Un pan de falaise s'est brutalement effondré ce mercredi 24 juin 2026 au soir à proximité de la plage de Miramar à Biarritz, tuant une plongeuse de 33 ans et ensevelissant un autre homme. En plein épisode de canicule, les secours ont repris leurs recherches ce jeudi 25 juin sous haute surveillance, tandis que le nouveau maire Serge Blanco a interdit l'accès au secteur par arrêté municipal.
Un fracas « comme un coup de tonnerre »
Le sinistre s'est produit aux alentours de 20h20 au niveau du phare emblématique de la commune, alors que la plage de Miramar voisine était encore noire de monde en raison de températures étouffantes ayant dépassé les 40°C. Ce sont environ 2.000 mètres cubes de roche qui se sont brutalement détachés de la paroi pour s'écraser dans les flots.
Sur l'eau, les témoins décrivent une scène d'une rare intensité. Vincent Pariset, un père de famille en sortie paddle, raconte avoir entendu un bruit très sourd ressemblant à un coup de tonnerre avant de voir la falaise s'écrouler, projetant des geysers d'eau et générant une vague instantanée. Le trou désormais béant dans la paroi suscite la stupeur chez les habitués.
Une reprise des recherches sous haute surveillance
Dès mercredi soir, un dispositif massif composé d'une quarantaine de sapeurs-pompiers, de quatre plongeurs et d'un hélicoptère de la gendarmerie a été déployé en urgence. Ces efforts ont permis de localiser et de repêcher le corps sans vie de la jeune femme de 33 ans.
Le plongeur toujours porté disparu et la victime décédée sont tous deux originaires de la région, tout comme un troisième homme, retrouvé physiquement indemne mais dans un état de choc psychologique profond. Pris en charge par les secours, ce rescapé peinait à s'exprimer au moment d'indiquer la position de ses camarades.
Ce jeudi, la reprise des recherches s'est orchestrée dès 08h20 avec l'arrivée d'un premier zodiac de pompiers sur les lieux.
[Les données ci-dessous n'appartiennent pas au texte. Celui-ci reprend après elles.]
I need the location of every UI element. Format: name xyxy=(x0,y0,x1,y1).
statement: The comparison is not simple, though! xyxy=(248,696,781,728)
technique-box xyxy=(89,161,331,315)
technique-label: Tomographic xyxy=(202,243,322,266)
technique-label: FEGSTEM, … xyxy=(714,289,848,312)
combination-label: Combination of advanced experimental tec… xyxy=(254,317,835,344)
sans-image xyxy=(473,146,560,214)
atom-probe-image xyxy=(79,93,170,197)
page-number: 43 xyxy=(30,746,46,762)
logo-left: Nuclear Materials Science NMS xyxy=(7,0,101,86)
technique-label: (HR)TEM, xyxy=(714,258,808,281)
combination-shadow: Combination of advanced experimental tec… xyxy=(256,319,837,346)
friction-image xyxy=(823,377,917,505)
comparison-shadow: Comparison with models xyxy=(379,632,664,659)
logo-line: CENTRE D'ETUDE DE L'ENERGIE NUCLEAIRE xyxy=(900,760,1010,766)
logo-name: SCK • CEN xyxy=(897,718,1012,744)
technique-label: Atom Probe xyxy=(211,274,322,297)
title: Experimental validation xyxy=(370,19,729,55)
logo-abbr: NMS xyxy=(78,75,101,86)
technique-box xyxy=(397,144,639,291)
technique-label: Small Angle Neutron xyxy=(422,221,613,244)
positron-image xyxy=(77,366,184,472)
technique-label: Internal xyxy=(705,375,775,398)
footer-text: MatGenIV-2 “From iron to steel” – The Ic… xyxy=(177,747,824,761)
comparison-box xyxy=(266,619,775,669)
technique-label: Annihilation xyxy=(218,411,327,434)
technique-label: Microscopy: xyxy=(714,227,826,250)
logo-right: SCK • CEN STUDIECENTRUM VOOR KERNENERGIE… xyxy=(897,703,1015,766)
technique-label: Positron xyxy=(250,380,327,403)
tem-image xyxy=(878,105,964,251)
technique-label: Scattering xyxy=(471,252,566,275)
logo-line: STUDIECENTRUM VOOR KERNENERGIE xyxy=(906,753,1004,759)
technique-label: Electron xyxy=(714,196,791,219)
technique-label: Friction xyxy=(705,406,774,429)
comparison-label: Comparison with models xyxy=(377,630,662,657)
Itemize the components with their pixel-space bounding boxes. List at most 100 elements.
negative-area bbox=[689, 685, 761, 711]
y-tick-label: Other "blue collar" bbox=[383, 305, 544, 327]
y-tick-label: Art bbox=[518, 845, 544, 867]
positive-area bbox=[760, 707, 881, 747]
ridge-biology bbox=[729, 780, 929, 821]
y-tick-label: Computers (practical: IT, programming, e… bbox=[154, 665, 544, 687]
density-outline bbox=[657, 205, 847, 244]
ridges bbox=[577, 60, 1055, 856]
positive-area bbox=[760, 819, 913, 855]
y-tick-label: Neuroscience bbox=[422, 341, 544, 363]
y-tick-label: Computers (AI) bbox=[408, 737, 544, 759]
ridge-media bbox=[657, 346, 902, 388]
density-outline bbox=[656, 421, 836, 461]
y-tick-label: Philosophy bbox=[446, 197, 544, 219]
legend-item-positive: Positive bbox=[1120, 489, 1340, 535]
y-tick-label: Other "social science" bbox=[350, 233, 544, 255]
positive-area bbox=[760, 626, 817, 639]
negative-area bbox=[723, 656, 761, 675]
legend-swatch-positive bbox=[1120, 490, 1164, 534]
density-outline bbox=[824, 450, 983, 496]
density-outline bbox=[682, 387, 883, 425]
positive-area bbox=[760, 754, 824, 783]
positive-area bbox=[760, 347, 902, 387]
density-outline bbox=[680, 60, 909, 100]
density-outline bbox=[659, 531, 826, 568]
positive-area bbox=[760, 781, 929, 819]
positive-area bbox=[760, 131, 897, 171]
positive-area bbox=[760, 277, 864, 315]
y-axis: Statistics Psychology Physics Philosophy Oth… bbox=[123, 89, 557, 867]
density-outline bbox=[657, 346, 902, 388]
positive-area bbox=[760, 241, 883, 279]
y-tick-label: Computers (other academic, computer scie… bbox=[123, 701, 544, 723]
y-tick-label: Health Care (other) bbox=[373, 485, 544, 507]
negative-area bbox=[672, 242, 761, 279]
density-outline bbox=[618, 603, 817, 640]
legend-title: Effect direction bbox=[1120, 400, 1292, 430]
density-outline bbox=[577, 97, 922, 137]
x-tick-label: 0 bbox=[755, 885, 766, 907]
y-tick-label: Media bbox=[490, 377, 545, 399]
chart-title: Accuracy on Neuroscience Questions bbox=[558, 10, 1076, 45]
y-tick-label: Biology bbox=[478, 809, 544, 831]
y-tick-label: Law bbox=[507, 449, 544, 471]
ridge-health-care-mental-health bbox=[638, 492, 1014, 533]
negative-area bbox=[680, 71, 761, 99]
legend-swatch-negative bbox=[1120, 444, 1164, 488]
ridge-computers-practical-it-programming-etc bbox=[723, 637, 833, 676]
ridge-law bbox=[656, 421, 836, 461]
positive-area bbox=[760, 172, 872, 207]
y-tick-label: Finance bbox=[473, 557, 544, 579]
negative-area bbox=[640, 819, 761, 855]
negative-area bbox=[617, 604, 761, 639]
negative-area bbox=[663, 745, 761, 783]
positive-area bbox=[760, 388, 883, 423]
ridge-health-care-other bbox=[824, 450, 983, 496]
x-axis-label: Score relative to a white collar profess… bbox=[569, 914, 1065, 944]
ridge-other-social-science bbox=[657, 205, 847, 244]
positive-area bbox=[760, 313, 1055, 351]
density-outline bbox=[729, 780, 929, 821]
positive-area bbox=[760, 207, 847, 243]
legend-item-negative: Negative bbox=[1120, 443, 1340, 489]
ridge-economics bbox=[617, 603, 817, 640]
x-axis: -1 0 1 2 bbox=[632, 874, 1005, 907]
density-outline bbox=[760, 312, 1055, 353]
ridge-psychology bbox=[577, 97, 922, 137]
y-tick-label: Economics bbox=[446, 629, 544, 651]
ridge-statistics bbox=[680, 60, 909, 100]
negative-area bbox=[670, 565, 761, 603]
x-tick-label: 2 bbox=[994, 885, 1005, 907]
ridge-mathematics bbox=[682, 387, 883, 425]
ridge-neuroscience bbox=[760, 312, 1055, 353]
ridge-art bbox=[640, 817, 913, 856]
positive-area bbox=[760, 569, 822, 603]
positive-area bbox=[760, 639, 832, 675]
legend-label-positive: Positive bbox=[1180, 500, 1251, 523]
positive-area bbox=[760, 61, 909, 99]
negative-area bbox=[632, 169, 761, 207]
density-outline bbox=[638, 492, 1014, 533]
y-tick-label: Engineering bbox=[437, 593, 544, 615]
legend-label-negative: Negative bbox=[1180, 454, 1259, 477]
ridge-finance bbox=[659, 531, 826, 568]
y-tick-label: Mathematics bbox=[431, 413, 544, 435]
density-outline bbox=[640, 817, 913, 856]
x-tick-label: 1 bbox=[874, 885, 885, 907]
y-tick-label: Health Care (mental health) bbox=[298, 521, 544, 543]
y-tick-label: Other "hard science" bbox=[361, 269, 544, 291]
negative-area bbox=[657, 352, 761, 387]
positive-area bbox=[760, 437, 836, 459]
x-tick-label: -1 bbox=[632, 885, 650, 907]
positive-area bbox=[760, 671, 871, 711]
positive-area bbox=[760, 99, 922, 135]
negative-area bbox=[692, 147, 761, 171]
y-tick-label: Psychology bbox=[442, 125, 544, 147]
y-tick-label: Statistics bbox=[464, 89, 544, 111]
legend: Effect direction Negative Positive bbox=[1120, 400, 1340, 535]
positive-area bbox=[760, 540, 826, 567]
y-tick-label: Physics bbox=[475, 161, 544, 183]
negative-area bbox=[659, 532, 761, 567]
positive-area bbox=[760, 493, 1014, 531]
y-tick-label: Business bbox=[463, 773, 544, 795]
La préfecture des Pyrénées-Atlantiques a toutefois exigé qu'une expertise approfondie de la stabilité de la falaise soit menée en amont afin d'éviter de nouveaux éboulements et de sécuriser le travail des plongeurs.
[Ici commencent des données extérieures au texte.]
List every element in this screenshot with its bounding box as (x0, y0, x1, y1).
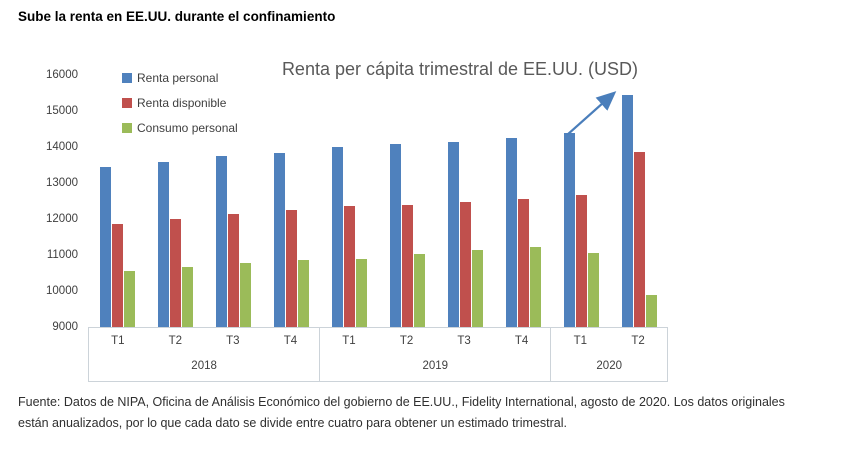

Une zone de danger pourtant signalée
Ce drame remet en lumière la délicate question du respect des périmètres de sécurité sur une côte fortement soumise à l'érosion. Le secteur de la plage Bernain, situé précisément entre le phare et Miramar, fait l'objet d'alertes permanentes. Des panneaux explicites indiquant « Zone dangereuse » et « Éboulements permanents » interdisent théoriquement tout accès au-delà des signalisations.
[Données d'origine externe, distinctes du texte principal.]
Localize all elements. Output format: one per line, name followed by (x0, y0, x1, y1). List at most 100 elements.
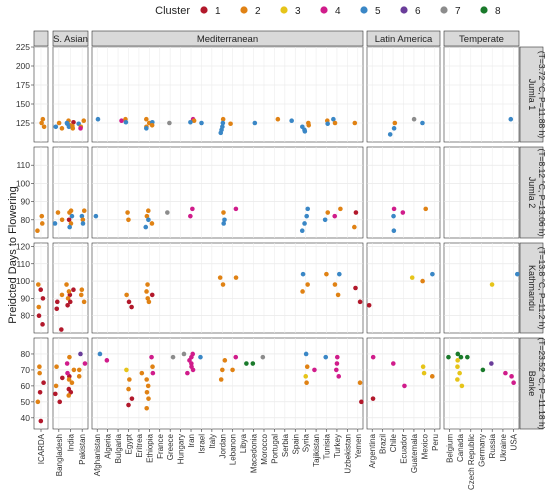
row-strip-0 (519, 46, 544, 143)
x-tick-label: Greece (166, 433, 175, 460)
data-point (149, 221, 155, 226)
data-point (198, 354, 203, 360)
data-point (455, 364, 460, 370)
data-point (53, 391, 58, 397)
panel-background (91, 337, 364, 430)
data-point (68, 221, 74, 226)
data-point (411, 116, 417, 122)
panel-background (91, 242, 364, 334)
data-point (35, 282, 41, 287)
data-point (303, 374, 309, 379)
data-point (334, 367, 339, 373)
data-point (218, 130, 224, 136)
column-strip-title-1: S. Asian (53, 34, 88, 45)
data-point (409, 275, 415, 280)
data-point (325, 121, 330, 127)
data-point (59, 217, 65, 223)
data-point (244, 361, 249, 366)
row-strip-label-0: Jumla 1 (527, 79, 537, 111)
data-point (458, 354, 464, 360)
data-point (78, 126, 83, 131)
data-point (391, 126, 397, 131)
data-point (129, 304, 134, 310)
data-point (430, 271, 435, 277)
data-point (233, 354, 239, 360)
data-point (39, 221, 45, 226)
x-tick-label: Spain (291, 434, 300, 454)
data-point (64, 282, 69, 287)
x-tick-label: Brazil (379, 434, 388, 454)
data-point (126, 299, 132, 305)
x-tick-label: Guatemala (410, 433, 419, 473)
x-tick-label: Peru (431, 434, 440, 451)
data-point (144, 126, 149, 131)
data-point (289, 118, 294, 124)
data-point (55, 210, 61, 215)
data-point (221, 221, 226, 226)
row-strip-label-2: Kathmandu (527, 265, 537, 311)
data-point (250, 361, 256, 366)
data-point (79, 287, 85, 293)
data-point (81, 118, 87, 124)
data-point (334, 354, 340, 360)
data-point (188, 213, 193, 219)
data-point (66, 393, 72, 398)
data-point (145, 282, 150, 287)
data-point (222, 358, 228, 363)
data-point (59, 327, 64, 332)
data-point (299, 228, 305, 234)
data-point (35, 228, 40, 234)
y-tick-label: 60 (21, 381, 31, 391)
data-point (455, 377, 460, 382)
legend-label-8: 8 (495, 6, 501, 17)
data-point (332, 213, 338, 219)
data-point (40, 296, 46, 301)
data-point (54, 306, 60, 312)
data-point (300, 271, 306, 277)
data-point (190, 367, 196, 373)
data-point (489, 282, 495, 287)
data-point (459, 383, 465, 389)
data-point (455, 351, 461, 357)
x-tick-label: Germany (478, 434, 487, 467)
data-point (67, 210, 72, 215)
data-point (81, 299, 87, 305)
data-point (59, 126, 65, 131)
data-point (65, 296, 71, 301)
y-tick-label: 125 (16, 118, 30, 128)
row-strip-sublabel-2: (T=13.8 °C, P=11.2 h) (537, 247, 547, 330)
data-point (515, 271, 520, 277)
data-point (38, 287, 44, 293)
data-point (423, 206, 429, 212)
data-point (40, 116, 46, 122)
data-point (69, 213, 75, 219)
panel-background (91, 46, 364, 143)
data-point (143, 224, 149, 230)
data-point (67, 354, 72, 360)
data-point (220, 282, 226, 287)
data-point (304, 380, 309, 386)
column-strip-3 (366, 30, 441, 47)
y-tick-label: 80 (21, 215, 31, 225)
x-tick-label: India (67, 433, 76, 451)
data-point (420, 120, 425, 126)
data-point (357, 299, 363, 305)
y-tick-label: 90 (21, 293, 31, 303)
y-tick-label: 80 (21, 349, 31, 359)
data-point (54, 299, 60, 305)
facet-panels: ICARDA S. Asian Bangladesh India Pakistan Med… (16, 30, 547, 490)
row-strip-label-3: Banke (527, 371, 537, 397)
data-point (221, 210, 226, 215)
data-point (188, 119, 193, 125)
x-tick-label: France (156, 433, 165, 458)
data-point (366, 303, 372, 308)
data-point (335, 292, 341, 298)
data-point (79, 213, 85, 219)
data-point (76, 374, 82, 379)
data-point (302, 129, 308, 134)
x-tick-label: Tajikistan (312, 434, 321, 467)
x-tick-label: Chile (389, 433, 398, 452)
data-point (145, 208, 151, 213)
data-point (70, 123, 75, 129)
x-tick-label: Belgium (445, 434, 454, 463)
Plusieurs professionnels locaux redoutaient une telle catastrophe sous l'effet de la chaleur extrême et réclament désormais une interdiction stricte de la baignade à moins de 20 mètres des parois rocheuses.
Face à l'urgence et au risque imminent de nouvelles répliques, la municipalité a immédiatement durci le ton. Le nouveau maire de la ville, l'ancien international de rugby Serge Blanco élu en mars dernier, a signé un arrêté municipal interdisant formellement l'accès, la baignade et la navigation dans un périmètre strict de 300 mètres autour du pied de la falaise. Des barrières métalliques de chantier ainsi que des rubalises de la police nationale verrouillent désormais l'accès au phare et aux plages environnantes pour empêcher les curieux de s'approcher du site.